His blue eyes, the same shade as Dallas’s, hardened. “We’ll be checking fence today—nothing new. A regular chore and I’m supposed to grin like some fool?”
The scowl on his face sure said otherwise. Ever since Hadley had told Dallas he was getting married for the second time, he’d rarely stopped smiling. Sappy enough to make Dallas look away. At the wedding two months ago, in which Dallas had served as best man, Hadley and his bride, Jenna, had gazed into each other’s eyes with apparent adoration. Had something happened to change that? Dallas didn’t like to think so any more than he wanted to believe his mom was truly ill. His only brother’s life, most of it spent in foster care, had been a hard one. His first marriage didn’t improve things, and then Hadley had suddenly become a widower, a single dad with a pair of newborns to look after. He doted on his now twenty-month-old twins and deserved only the best.

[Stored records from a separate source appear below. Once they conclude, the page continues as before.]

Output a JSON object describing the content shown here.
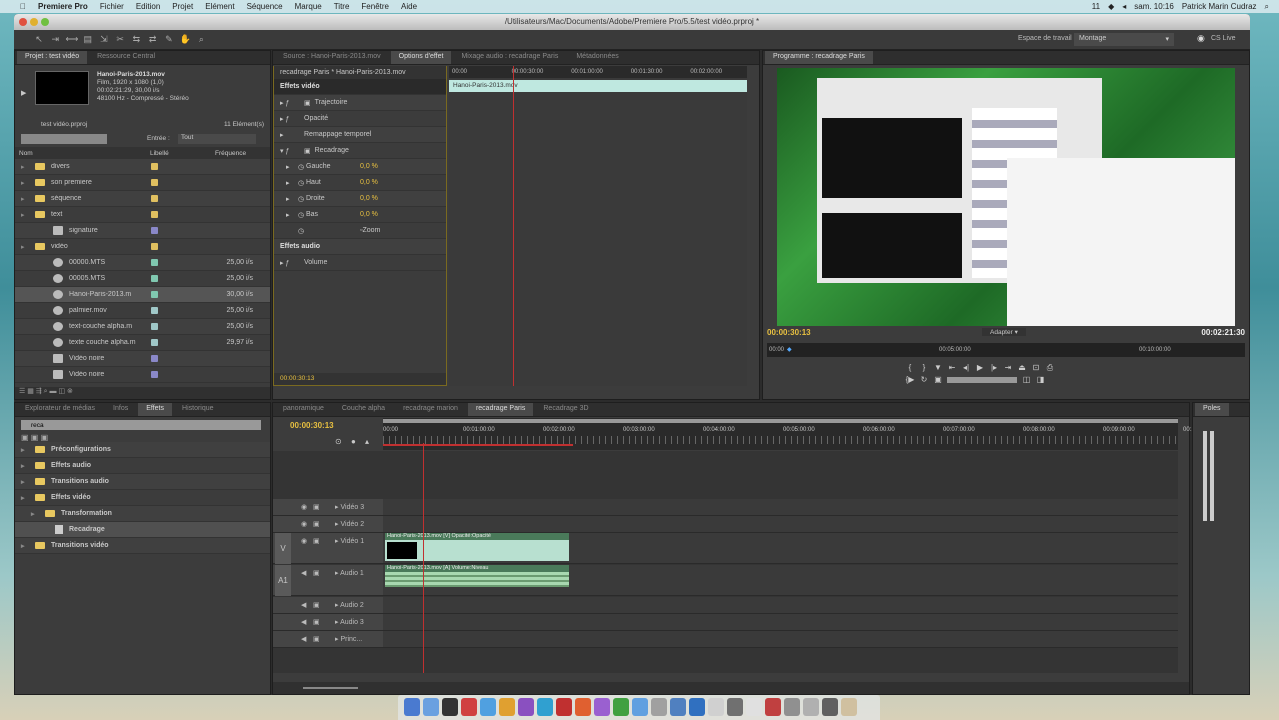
{
  "menubar": {
    "app": "Premiere Pro",
    "items": [
      "Fichier",
      "Edition",
      "Projet",
      "Elément",
      "Séquence",
      "Marque",
      "Titre",
      "Fenêtre",
      "Aide"
    ],
    "status": "11",
    "clock": "sam. 10:16",
    "user": "Patrick Marin Cudraz"
  },
  "window": {
    "title": "/Utilisateurs/Mac/Documents/Adobe/Premiere Pro/5.5/test vidéo.prproj *"
  },
  "toolbar": {
    "workspace_label": "Espace de travail :",
    "workspace_value": "Montage",
    "cs_live": "CS Live"
  },
  "project": {
    "tabs": [
      "Projet : test vidéo",
      "Ressource Central"
    ],
    "clip_name": "Hanoi-Paris-2013.mov",
    "clip_info": [
      "Film, 1920 x 1080 (1,0)",
      "00:02:21:29, 30,00 i/s",
      "48100 Hz - Compressé - Stéréo"
    ],
    "project_file": "test vidéo.prproj",
    "item_count": "11 Elément(s)",
    "search_placeholder": "",
    "entry_label": "Entrée :",
    "entry_value": "Tout",
    "columns": [
      "Nom",
      "Libellé",
      "Fréquence"
    ],
    "items": [
      {
        "name": "divers",
        "type": "folder",
        "color": "#e0c060",
        "rate": ""
      },
      {
        "name": "son premiere",
        "type": "folder",
        "color": "#e0c060",
        "rate": ""
      },
      {
        "name": "séquence",
        "type": "folder",
        "color": "#e0c060",
        "rate": ""
      },
      {
        "name": "text",
        "type": "folder",
        "color": "#e0c060",
        "rate": ""
      },
      {
        "name": "signature",
        "type": "file",
        "color": "#8a88c8",
        "rate": ""
      },
      {
        "name": "vidéo",
        "type": "folder",
        "color": "#e0c060",
        "rate": ""
      },
      {
        "name": "00000.MTS",
        "type": "clip",
        "color": "#80c8b0",
        "rate": "25,00 i/s"
      },
      {
        "name": "00005.MTS",
        "type": "clip",
        "color": "#80c8b0",
        "rate": "25,00 i/s"
      },
      {
        "name": "Hanoi-Paris-2013.m",
        "type": "clip",
        "color": "#80c8b0",
        "rate": "30,00 i/s"
      },
      {
        "name": "palmier.mov",
        "type": "clip",
        "color": "#a0c8c8",
        "rate": "25,00 i/s"
      },
      {
        "name": "text-couche alpha.m",
        "type": "clip",
        "color": "#a0c8c8",
        "rate": "25,00 i/s"
      },
      {
        "name": "texte couche alpha.m",
        "type": "clip",
        "color": "#a0c8c8",
        "rate": "29,97 i/s"
      },
      {
        "name": "Vidéo noire",
        "type": "file",
        "color": "#8a88c8",
        "rate": ""
      },
      {
        "name": "Vidéo noire",
        "type": "file",
        "color": "#8a88c8",
        "rate": ""
      }
    ]
  },
  "effect_controls": {
    "tabs": [
      "Source : Hanoi-Paris-2013.mov",
      "Options d'effet",
      "Mixage audio : recadrage Paris",
      "Métadonnées"
    ],
    "header": "recadrage Paris * Hanoi-Paris-2013.mov",
    "ruler": [
      "00:00",
      "00:00:30:00",
      "00:01:00:00",
      "00:01:30:00",
      "00:02:00:00"
    ],
    "clip": "Hanoi-Paris-2013.mov",
    "video_effects": "Effets vidéo",
    "rows": [
      {
        "label": "Trajectoire"
      },
      {
        "label": "Opacité"
      },
      {
        "label": "Remappage temporel"
      },
      {
        "label": "Recadrage"
      }
    ],
    "params": [
      {
        "label": "Gauche",
        "value": "0,0 %"
      },
      {
        "label": "Haut",
        "value": "0,0 %"
      },
      {
        "label": "Droite",
        "value": "0,0 %"
      },
      {
        "label": "Bas",
        "value": "0,0 %"
      }
    ],
    "zoom": "Zoom",
    "audio_effects": "Effets audio",
    "volume": "Volume",
    "timecode": "00:00:30:13"
  },
  "program": {
    "tab": "Programme : recadrage Paris",
    "timecode": "00:00:30:13",
    "fit": "Adapter",
    "duration": "00:02:21:30",
    "ruler": [
      "00:00",
      "00:05:00:00",
      "00:10:00:00"
    ]
  },
  "effects": {
    "tabs": [
      "Explorateur de médias",
      "Infos",
      "Effets",
      "Historique"
    ],
    "search_value": "reca",
    "tree": [
      {
        "label": "Préconfigurations",
        "indent": 0
      },
      {
        "label": "Effets audio",
        "indent": 0
      },
      {
        "label": "Transitions audio",
        "indent": 0
      },
      {
        "label": "Effets vidéo",
        "indent": 0
      },
      {
        "label": "Transformation",
        "indent": 1
      },
      {
        "label": "Recadrage",
        "indent": 2
      },
      {
        "label": "Transitions vidéo",
        "indent": 0
      }
    ]
  },
  "timeline": {
    "tabs": [
      "panoramique",
      "Couche alpha",
      "recadrage marion",
      "recadrage Paris",
      "Recadrage 3D"
    ],
    "active_tab": 3,
    "timecode": "00:00:30:13",
    "ruler": [
      "00:00",
      "00:01:00:00",
      "00:02:00:00",
      "00:03:00:00",
      "00:04:00:00",
      "00:05:00:00",
      "00:06:00:00",
      "00:07:00:00",
      "00:08:00:00",
      "00:09:00:00",
      "00:1"
    ],
    "tracks": [
      "Vidéo 3",
      "Vidéo 2",
      "Vidéo 1",
      "Audio 1",
      "Audio 2",
      "Audio 3",
      "Princ..."
    ],
    "side_labels": [
      "V",
      "A1"
    ],
    "video_clip": "Hanoi-Paris-2013.mov [V] Opacité:Opacité",
    "audio_clip": "Hanoi-Paris-2013.mov [A] Volume:Niveau"
  },
  "meters": {
    "tab": "Poles"
  },
  "playhead_fraction": 0.21
}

“Something’s bothering you.”
Hadley sighed heavily. The admission seemed torn from him. “Jenna’s great with the babies—our twins—and it feels like she’s always lived here on the ranch with me, but after I finished feeding horses this morning, I found her in the house, in the nursery, crying. She won’t tell me why.”
This was a new side of Hadley, who’d once tried to overcome their grim boyhood by covering up his feelings and pushing people away. Jenna had softened his edges, but there might be a simple explanation for this. Dallas was reminded of something an old rodeo buddy had experienced when he and his wife were having a baby. “What if she’s pregnant? Women get touchy, I hear.”
Another reason Dallas was staying single for now—he wasn’t ready to marry or become a parent. He liked his niece and nephew, but with Hadley’s twins, once the temper tantrums began, Dallas could go home. He preferred watching rodeo tapes to walking the floor all night with a crying baby. He supposed he’d change his tune, though, when he had one of his own. Someday.
Hadley’s mouth tightened. “Jenna can’t have children.”
“Sorry, I didn’t know.” It didn’t surprise him that Hadley hadn’t mentioned his wife’s infertility before. He’d probably seen no reason to share that with Dallas. After the decades they’d spent apart, they weren’t that close again yet. “Is she okay with that?”
“She has Luke and Gracie now,” his brother said.
Dallas wasn’t convinced that was the whole story, but he let it go. At the age of eight, years after their birth parents had dumped them on the state, Dallas had been shut inside a bedroom in the last foster home Hadley and he had shared. He could still remember the click of that door lock, the raw panic he’d felt at being alone, trapped. Because Hadley had robbed a store shortly after that, he had spent time in a detention center, then gone back into foster care. By then, Dallas had been adopted. The Maguires had tried to find Hadley but the trail had gone cold. Until last December, Dallas hadn’t known where Hadley was, and vice versa.
Hadley’s mood didn’t seem to be improving now, but Dallas still needed to ask about a job. “So. Reason I came by—I’m, uh, looking for work.”
Hadley glanced deeper inside the barn, where Dallas heard movement from a stall. A second later a tall, rangy guy with rumpled dark hair stepped out into the aisle leading a dun-colored horse, and Dallas realized Hadley had said we about the fence. “Calvin Stern,” Hadley told him as the man approached, and Dallas’s confidence took a nosedive.
“Hey.” Calvin shook Dallas’s hand, put the horse in the second set of crossties, then disappeared into the nearby tack room.
“I hear in town the ranch is doing fine.” Dallas hurried on. “Rumor has it you’ve been buying more cattle.” He watched Calvin come out of the room carrying a saddle. “Thought you might be able to use another cowboy.” But obviously Hadley had already hired a hand, and the McMann ranch wasn’t that big or, for that matter, likely profitable enough to support a bigger crew after years of decline. Or did he think Dallas couldn’t do the work?
Hadley looked pointedly at the cane. “You’re hurt, Dallas.”
“I can still ride a cow pony,” he insisted.